Winter in Santa Fe, New Mexico – Are You Listening?

A spiked plant covered in snow. The spikes of the plant protrude from the snow.

Santa Fe

During the last dip of arctic air that most of the country experienced, I confess, I was praying for more snow! Although the adverse effects of climate change were disrupting the lives of millions of people in Texas, I could not help but feel that we hadn’t had enough moisture for the season. Winter in Santa Fe can be bitterly cold but it seldom drags on like many parts of the country. Even at 7200 feet, we can always rely on the great golden disc to warm our hearts with the promise of the open sky and immense views of the landscape to keep our inner fires burning.

An inner fire

And an inner fire is what I have come to find myself cultivating whenever I am here in Santa Fe. Having left back in March of 2013, I never thought I could live here again. I thought for sure I would grow roots in the Pacific Northwest and finally settle down. When you have a breakup after almost 10 years and your partner suddenly dies of a heart attack not seven months after you leave, you never want to come back and live with those memories. But something happened to me upon my return last June. I felt safe here. I felt held by the land. Something unmistakable crept into my dreams and my contemplation. I have a relationship to this land, either by genetic history or by the fact that I remembered my deep connection to long-held ceremonial traditions.

Santa Fe, New Mexico

An onslaught of progress

Where I live, there is a large 90-acre plot of land of open space that is about to be developed. It has essentially been open space for the neighborhood for over ten years. But now they are bringing in the trucks and bulldozers to put up 393 new homes. During the last snow, my mom and I went for a walk on that land. You cannot help but notice the old growth Juniper trees, some as tall as 20 feet. You see some piñon trees that have adapted and are growing nearly inside some of the junipers for protection. This land has stood the test of time. With stunning views of the Sangre De Cristos to the east and the vast expanse of the western sky opposite that, I can see why it would be sweet to put up even more houses.

Santa Fe, New Mexico

Spirits of the land

The snow makes the landscape even more magical. It establishes a silence like nothing else. One day after work, I resolved to go for a walk on my own. As I made a tight circle around the property at sunset, I came to a stop on the edge of the dry riverbed, or Arroyo as they are called here, that runs along the north end. I had some contemplative music playing through my headset. I stood there imaging the land with no houses. I had such an unexpected sensation of an almost warm electricity that came up into my body from the ground. I could feel that the land was alive! I began to cry. As I cried, I imagined the sensation was an invitation to commune with all the spirits of the land: the birds, the plants, the trees, the stones. Despite the dry, seemingly lifelessness of it, I could feel the land’s presence in my heart. I sent out the feeling like a beacon to all the neighbors, hoping that the message would transmit to as many people as could sense it. The message I heard was that the construction needed to be delayed… indefinitely. But was that my feeling or something greater?

Santa Fe, New Mexico

The allure of Santa Fe

Yes, there are amazing and unique aspects of this area that draw many a tourist. Skiing, history, local cuisine, ancient tradition. And I still embrace them although I don’t ski! Being able to slip into the lobby at the Inn at the Loretto for a glass of wine and an intimate conversation in front of the fire creates such a sense of timelessness and luxury.

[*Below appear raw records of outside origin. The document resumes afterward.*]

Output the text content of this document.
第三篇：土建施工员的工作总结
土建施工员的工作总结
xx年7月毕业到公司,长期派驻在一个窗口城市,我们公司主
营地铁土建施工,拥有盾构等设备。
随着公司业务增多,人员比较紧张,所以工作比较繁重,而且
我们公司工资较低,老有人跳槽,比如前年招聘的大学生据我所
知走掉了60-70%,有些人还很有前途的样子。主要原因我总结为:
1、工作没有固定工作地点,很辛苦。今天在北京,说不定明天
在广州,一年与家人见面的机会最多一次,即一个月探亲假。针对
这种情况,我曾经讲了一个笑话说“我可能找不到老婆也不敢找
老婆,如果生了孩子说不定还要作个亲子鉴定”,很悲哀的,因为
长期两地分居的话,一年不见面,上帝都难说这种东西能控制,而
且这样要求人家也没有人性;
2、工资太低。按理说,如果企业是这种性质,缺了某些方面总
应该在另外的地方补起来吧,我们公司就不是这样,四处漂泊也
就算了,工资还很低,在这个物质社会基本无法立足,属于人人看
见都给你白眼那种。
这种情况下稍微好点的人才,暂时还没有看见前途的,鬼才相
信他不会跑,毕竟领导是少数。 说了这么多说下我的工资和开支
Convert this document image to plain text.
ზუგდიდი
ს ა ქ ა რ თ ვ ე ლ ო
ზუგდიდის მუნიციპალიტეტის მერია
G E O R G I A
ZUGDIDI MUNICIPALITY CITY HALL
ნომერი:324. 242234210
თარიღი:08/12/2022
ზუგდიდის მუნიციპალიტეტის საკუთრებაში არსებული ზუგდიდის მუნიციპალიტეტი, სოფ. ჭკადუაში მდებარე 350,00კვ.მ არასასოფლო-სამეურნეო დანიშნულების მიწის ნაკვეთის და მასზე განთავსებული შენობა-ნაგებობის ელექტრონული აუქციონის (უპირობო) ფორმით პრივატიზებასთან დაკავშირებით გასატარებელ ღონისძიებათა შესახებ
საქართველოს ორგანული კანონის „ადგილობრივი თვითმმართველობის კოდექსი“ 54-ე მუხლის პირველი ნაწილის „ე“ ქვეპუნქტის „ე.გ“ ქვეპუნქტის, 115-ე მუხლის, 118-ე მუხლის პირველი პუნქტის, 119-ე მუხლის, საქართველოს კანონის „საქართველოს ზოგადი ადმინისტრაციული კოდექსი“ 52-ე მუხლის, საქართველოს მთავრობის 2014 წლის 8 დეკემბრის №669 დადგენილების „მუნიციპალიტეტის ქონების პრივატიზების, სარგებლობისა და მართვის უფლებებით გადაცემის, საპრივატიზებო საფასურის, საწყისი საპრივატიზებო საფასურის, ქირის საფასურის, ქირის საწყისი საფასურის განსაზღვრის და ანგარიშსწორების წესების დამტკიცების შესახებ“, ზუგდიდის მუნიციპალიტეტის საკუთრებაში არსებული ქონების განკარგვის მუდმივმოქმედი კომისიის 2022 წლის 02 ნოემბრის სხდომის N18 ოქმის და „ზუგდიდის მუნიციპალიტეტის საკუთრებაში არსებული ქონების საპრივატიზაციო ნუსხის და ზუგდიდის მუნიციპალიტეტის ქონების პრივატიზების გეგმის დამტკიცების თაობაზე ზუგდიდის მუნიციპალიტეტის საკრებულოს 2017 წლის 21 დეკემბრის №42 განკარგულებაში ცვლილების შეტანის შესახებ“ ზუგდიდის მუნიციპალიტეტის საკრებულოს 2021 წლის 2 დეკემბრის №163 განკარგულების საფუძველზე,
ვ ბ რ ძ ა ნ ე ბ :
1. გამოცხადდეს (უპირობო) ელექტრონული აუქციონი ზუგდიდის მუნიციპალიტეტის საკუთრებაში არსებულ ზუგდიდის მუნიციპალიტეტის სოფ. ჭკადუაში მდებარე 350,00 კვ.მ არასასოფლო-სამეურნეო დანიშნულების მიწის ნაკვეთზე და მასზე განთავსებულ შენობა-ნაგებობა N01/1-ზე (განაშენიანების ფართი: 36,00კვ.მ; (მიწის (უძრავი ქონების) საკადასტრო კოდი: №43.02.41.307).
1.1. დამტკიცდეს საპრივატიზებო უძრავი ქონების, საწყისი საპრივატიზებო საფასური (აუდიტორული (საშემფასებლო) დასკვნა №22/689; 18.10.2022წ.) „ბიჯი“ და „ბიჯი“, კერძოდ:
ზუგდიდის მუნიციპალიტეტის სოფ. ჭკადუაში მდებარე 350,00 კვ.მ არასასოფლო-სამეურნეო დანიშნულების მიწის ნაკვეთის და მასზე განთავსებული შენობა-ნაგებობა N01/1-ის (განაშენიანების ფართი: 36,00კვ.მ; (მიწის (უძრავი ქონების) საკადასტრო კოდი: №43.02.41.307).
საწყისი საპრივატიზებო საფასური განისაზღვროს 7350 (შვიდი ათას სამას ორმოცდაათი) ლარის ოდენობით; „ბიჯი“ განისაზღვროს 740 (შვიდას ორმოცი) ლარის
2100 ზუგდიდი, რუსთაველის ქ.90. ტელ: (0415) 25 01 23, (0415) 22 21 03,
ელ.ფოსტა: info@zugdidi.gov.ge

Winter in Santa Fe, New Mexico. Are you listening?

A stroll around the Plaza is right out of a movie.  With over 400 years of history in the city and the thousands and thousands of years of Pueblo Indian culture, you sense an old world feel that is truly one of a kind. A romantic dinner at the La Fonda or a trip to Chimayo can be unforgettable.

Winter in Santa Fe, New Mexico. Are you listening?


Local lore says that when you arrive here as a transplant you will either be welcomed or spit out. Perhaps it is this hidden energy that must be entreated in order to live in Santa Fe. Although the pandemic has really placed limits on what we can do, you can still make a pilgrimage to come to this magical Southwestern city and admire the mountains, become attuned to the vast skies, the almost endless sunshine and appreciate the cultural intersectionality that has existed for so long. Our inner world that we have been called to inhabit at this time is decorated with the world of Holy Faith. That is what the city’s name means in Spanish. Bring your sunglasses and plenty of warm clothes, but when you come to Santa Fe – especially in the winter – always bring your reverence.

There is much to be revered here, and if you listen, the land will bless you for it.